Tuesday afternoon, though, was set aside to honor the man who gave his life in the line of duty and to provide some comfort for his family, friends and co-workers. It was also a day to remember the everyday sacrifices that make police officers true “public servants.”

“Last Friday, a wife lost her husband, a son and daughter lost their dad … and our nation lost a true American hero,” said Virginia Secretary of Public Safety John Marshall during remarks at the funeral service.

“Clearly, Robert had a special kind of courage,” he said, noting that the pledge new State Police Academy graduates have to take reads, in part, ‘I shall consider no sacrifice too great in the performance of my duties.’ Marshall and others who spoke took pains to note that Hill’s sacrifices started long before he gave his life in the line of duty.

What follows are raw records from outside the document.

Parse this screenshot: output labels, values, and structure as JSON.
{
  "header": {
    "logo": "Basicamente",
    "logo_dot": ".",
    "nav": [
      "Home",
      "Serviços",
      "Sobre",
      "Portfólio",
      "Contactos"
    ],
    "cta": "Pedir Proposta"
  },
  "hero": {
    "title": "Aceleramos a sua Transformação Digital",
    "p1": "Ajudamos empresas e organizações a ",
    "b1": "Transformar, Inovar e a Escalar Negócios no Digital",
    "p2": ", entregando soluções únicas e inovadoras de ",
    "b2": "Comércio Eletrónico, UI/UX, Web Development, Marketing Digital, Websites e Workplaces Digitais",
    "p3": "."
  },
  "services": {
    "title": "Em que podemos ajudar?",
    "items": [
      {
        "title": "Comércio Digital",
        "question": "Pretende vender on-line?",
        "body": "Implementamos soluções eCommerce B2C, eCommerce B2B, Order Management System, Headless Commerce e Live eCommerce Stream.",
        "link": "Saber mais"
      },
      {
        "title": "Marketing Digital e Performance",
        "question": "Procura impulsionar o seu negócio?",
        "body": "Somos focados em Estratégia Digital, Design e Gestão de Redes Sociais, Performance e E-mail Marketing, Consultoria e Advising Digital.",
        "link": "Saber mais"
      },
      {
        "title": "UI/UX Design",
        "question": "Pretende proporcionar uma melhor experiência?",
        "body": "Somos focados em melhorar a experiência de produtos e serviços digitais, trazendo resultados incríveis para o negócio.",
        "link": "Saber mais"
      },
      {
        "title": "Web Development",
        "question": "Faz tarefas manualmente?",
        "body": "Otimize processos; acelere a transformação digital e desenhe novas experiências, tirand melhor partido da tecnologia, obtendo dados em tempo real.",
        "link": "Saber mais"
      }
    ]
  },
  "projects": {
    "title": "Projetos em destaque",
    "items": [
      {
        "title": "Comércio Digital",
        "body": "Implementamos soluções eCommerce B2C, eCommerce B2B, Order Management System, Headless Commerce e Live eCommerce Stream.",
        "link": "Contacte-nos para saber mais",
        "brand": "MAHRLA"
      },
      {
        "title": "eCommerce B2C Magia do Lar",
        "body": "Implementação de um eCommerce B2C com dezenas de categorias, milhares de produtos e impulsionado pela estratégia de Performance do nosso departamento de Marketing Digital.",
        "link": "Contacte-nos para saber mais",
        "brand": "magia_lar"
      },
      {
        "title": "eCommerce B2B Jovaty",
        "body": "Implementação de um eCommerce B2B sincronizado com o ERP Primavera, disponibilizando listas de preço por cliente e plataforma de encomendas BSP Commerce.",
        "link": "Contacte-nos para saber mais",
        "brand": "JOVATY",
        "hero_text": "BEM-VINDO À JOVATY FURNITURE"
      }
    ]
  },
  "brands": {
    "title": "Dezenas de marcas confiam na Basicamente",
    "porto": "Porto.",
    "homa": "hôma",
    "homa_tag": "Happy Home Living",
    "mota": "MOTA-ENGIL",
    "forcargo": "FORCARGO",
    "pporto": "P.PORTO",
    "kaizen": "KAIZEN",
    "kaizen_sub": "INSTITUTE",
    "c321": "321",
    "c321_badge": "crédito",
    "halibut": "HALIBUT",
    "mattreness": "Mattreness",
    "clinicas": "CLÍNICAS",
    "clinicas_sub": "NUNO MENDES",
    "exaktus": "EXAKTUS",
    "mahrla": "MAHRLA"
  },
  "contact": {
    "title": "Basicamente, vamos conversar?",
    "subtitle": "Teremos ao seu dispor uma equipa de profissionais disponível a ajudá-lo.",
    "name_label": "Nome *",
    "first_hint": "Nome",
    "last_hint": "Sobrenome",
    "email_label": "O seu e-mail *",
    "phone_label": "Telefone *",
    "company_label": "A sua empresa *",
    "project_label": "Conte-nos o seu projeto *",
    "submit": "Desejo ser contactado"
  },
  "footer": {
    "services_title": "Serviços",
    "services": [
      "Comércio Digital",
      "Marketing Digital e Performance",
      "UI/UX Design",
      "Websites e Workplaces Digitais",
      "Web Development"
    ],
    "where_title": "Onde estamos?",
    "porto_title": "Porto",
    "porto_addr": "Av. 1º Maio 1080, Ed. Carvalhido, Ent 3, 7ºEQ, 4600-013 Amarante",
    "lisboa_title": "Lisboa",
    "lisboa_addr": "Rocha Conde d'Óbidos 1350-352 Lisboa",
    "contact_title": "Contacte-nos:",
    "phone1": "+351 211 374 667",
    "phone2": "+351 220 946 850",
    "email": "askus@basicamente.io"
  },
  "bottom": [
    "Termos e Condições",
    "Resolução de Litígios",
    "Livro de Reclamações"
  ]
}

In addition to his regular duties as a state police officer, Hill served as the Area 34 office’s career-training officer, counselor and crime-prevention specialist.

A 19-year veteran of the VSP, he was assigned to Sussex upon graduating from the police academy in 1988. Five years later, he was sent back home to the Southampton County office, returning there on the same day as Sgt. Carr, who on Monday remembered working shifts together with Hill.

“We were friends. He was a good guy, a great person.”

Carr and others remembered Hill for his willingness to contribute to the community outside of his work with the State Police.

He said a few years ago Hill took it upon himself to begin a program of Christmastime donations to children in the Southampton County Head Start program.

“It’s good to give back and share the joy,” Hill told The Tidewater News during a gathering for children to open those gifts in December 2002. “Giving from the heart, there’s nothing like it.”

Friend Sherman Vincent, who also participated in real estate ventures with Hill, said the two had contributed to causes ranging from the Make-a-Wish Foundation to credit-counseling services to raising money for sick residents who couldn’t pay for their own treatment.

“By all accounts, Robert made a difference in countless lives,” said


Gov. Timothy Kaine remembered meeting Hill when the governor visited Franklin after the October flood. “It’s a sad honor to be here on behalf of the commonwealth.”

Kaine acknowledged Hill’s broad service to the community, saying, “To make your life about serving others, and to make a difference to them is one way to extend one’s life.

Following a brief homily, in which he told mourners that God understood what it was like to lose a loved one, the governor presented a state flag to Hill’s widow, Melissa Branch-Hill. The flag, he said, had flown over the capitol on Friday, the day her husband was killed.

Hill is also survived by his 17-year-old son and 10-year-old daughter, as well as two sisters and three brothers. One of those sisters, Marie H. McCoy, told mourners, “If you have brothers, and they’re like my brother, then you have a real man.”

Though born in North Carolina, Hill grew up in Southampton County. He was a graduate of Franklin High School and joined the Virginia State Police in 1987.

Superintendent Flaherty said Hill’s is the second line-of-duty death for the Virginia State Police and the tenth for Virginia law enforcement agencies this year.